[zeromq-dev] possible ZeroMQ bugs
Martin Sustrik
sustrik at 250bpm.com
Tue Jan 11 08:32:47 CET 2011
Hi Shannon,
I'm going to answer on libzmq level, pyzmq devs may elaborate on
interactions with python
> I think I may have found a few bugs, although I have a suspicion they
> may have been covered before. Hopefully there's I can point out at
> least one a couple new ones, though ;)
>
> My sample code is here: http://pastebin.com/4FC89sNc
>
> 1. In the code, if you replace tcp://127.0.0.1:7676 with
> http://127.0.0.1:7676 (i.e. if your fingers accidentally type "http"
> instead of "tcp"), you don't get an error.
I'm getting "protocol not supported" error.
> 2. In the code, if you replace tcp://127.0.0.1:7676 with
> tcp://localhost:7676, it says "No such device" which is kind of a
> mysterious error. "Hostnames are not allowed" might be better when
> you're dealing with tcp://.
The meaning of error is: With bind, you bind to a network interface, not
a host.
The error is ENODEV. Have a look at POSIX error codes. Feel free to
propose one that describes the problem better.
> 3. If you run the code as is, it'll hang forever in context.term(). I
> think it has to do with the fact that I have two threads. However,
> the code is very simple, and by the type context.term() is run, one
> thread has joined with the other. I don't see any reason why the code
> should hang.
Not to hang you have to:
1. Close all the sockets prior to calling zmq_term().
2. Set ZMQ_LINGER socket option to 0 on all sockets to prevent 0MQ to
try to send the pending data on zmq_term().
> By the way, it hangs hard--you have to kill -9 it.
That's interesting.

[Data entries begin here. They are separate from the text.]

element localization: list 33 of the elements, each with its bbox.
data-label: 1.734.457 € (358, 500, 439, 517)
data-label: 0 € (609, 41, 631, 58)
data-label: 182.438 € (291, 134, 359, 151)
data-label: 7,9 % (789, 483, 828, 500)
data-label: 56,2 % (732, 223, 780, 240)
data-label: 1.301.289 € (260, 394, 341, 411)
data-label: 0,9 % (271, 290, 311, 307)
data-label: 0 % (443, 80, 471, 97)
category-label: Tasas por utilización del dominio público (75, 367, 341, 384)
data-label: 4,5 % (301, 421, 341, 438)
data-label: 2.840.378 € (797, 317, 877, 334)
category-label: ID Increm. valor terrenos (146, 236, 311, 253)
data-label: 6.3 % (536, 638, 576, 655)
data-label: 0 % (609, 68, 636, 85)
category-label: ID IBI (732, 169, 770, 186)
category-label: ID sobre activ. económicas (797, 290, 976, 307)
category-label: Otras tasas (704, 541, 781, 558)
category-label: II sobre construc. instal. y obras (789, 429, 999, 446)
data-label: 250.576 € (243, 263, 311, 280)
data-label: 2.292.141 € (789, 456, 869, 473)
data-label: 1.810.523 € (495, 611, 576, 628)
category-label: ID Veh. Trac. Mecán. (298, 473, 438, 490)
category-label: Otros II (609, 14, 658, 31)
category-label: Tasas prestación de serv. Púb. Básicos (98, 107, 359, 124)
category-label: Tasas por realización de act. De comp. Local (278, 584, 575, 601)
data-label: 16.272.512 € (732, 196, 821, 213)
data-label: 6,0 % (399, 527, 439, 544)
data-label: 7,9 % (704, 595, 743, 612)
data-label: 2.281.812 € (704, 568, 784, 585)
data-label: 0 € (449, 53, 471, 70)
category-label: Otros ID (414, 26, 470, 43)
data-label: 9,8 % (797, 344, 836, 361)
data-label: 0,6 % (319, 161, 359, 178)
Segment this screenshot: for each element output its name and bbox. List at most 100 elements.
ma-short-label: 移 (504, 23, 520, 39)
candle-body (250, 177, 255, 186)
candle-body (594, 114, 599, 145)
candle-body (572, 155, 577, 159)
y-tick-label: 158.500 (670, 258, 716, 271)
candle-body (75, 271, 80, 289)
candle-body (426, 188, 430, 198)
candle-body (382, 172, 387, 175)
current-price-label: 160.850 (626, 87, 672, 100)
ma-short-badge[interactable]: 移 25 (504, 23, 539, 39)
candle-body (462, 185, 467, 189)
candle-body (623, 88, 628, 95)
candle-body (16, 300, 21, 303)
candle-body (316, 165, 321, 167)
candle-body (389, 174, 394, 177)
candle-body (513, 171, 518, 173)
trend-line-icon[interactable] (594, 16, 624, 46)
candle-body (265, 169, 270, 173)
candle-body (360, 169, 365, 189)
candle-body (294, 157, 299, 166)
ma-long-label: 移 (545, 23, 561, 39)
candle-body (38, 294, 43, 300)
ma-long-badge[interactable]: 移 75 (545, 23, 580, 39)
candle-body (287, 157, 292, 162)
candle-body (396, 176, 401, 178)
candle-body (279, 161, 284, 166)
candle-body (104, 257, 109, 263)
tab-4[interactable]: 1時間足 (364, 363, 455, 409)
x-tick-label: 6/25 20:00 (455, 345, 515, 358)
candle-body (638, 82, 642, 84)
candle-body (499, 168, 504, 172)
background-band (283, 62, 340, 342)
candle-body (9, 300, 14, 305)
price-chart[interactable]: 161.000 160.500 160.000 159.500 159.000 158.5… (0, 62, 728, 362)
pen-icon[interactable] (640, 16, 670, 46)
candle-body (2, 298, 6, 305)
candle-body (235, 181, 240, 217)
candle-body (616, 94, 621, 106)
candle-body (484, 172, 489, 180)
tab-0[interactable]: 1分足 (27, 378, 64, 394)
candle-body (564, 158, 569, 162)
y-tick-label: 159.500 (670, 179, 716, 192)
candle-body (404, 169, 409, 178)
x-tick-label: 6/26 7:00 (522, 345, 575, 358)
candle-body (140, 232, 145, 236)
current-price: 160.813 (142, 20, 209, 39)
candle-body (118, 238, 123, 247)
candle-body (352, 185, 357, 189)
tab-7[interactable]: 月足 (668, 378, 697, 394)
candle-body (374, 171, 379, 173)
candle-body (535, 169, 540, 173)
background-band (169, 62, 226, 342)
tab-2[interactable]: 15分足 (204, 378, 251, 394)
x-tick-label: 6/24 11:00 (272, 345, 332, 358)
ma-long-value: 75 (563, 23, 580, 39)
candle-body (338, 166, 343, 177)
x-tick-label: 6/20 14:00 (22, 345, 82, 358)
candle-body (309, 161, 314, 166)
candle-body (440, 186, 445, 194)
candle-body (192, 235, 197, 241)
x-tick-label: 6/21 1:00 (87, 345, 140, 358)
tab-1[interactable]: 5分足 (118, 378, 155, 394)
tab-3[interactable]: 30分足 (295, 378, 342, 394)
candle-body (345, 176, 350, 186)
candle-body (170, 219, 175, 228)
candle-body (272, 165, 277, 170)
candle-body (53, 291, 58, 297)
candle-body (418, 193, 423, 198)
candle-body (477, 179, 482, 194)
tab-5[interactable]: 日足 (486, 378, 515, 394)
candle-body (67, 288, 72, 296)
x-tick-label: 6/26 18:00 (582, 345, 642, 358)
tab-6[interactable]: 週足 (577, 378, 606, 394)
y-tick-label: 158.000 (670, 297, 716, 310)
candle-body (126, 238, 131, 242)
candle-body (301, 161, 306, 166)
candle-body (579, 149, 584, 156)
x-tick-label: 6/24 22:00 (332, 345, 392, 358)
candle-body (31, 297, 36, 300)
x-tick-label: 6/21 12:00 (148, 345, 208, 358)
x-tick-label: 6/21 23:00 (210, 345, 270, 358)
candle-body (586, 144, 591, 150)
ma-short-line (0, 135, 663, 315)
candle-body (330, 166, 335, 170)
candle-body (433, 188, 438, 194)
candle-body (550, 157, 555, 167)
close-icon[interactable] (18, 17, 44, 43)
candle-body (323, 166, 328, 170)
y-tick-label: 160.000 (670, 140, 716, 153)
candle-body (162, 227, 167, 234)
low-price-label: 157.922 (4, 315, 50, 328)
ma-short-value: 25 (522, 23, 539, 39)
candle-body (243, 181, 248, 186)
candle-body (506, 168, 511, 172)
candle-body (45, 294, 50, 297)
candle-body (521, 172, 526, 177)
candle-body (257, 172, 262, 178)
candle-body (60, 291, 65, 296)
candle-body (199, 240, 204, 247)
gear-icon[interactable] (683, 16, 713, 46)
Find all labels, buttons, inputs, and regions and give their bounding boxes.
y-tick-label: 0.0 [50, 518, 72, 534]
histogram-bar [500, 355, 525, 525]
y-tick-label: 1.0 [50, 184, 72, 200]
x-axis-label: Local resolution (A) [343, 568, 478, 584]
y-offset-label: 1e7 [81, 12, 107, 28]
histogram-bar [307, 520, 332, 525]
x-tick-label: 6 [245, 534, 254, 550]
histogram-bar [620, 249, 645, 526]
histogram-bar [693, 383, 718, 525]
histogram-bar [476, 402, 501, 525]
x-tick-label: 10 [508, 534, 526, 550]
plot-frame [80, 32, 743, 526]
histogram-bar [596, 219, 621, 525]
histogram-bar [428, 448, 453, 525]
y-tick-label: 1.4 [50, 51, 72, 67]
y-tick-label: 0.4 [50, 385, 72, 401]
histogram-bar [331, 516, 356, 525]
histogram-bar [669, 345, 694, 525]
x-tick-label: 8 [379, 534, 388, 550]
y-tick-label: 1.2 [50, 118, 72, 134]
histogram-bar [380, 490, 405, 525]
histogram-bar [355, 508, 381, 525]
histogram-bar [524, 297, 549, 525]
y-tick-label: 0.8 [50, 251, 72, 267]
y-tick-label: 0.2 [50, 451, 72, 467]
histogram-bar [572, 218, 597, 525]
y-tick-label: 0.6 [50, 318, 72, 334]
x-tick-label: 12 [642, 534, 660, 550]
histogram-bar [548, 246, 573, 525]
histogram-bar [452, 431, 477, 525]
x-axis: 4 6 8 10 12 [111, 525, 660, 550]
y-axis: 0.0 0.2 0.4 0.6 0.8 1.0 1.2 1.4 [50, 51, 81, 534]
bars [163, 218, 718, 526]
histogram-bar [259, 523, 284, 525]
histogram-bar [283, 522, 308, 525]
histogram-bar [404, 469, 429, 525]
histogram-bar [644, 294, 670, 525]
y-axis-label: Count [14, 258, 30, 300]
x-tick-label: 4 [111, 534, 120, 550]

Possibly one more stange interaction with python VM.
> 4. In general, the code doesn't respond well to keyboard interrupts.
> For instance, even if you comment out all the lines that start with
> thread in my code sample, hitting Cntl-C doesn't really do the right
> thing. I've seen it fail in 3 different ways, but I've never seen it
> raise a KeyboardInterrupt and exit the program. I'm just going to
> take a guess and say that it may be necessary to mark ZeroMQ's thread
> as a daemon thread, but I haven't looked at the code.
There have been extensive discussion about that one. The conclusion is
that POSIX signal system is fundamentally broken and 100% correct
handling of SIGINT is *impossible*.
Anyway, individual cases may be addressed to behave correctly in most
cases. Please, do report the problems you have seen.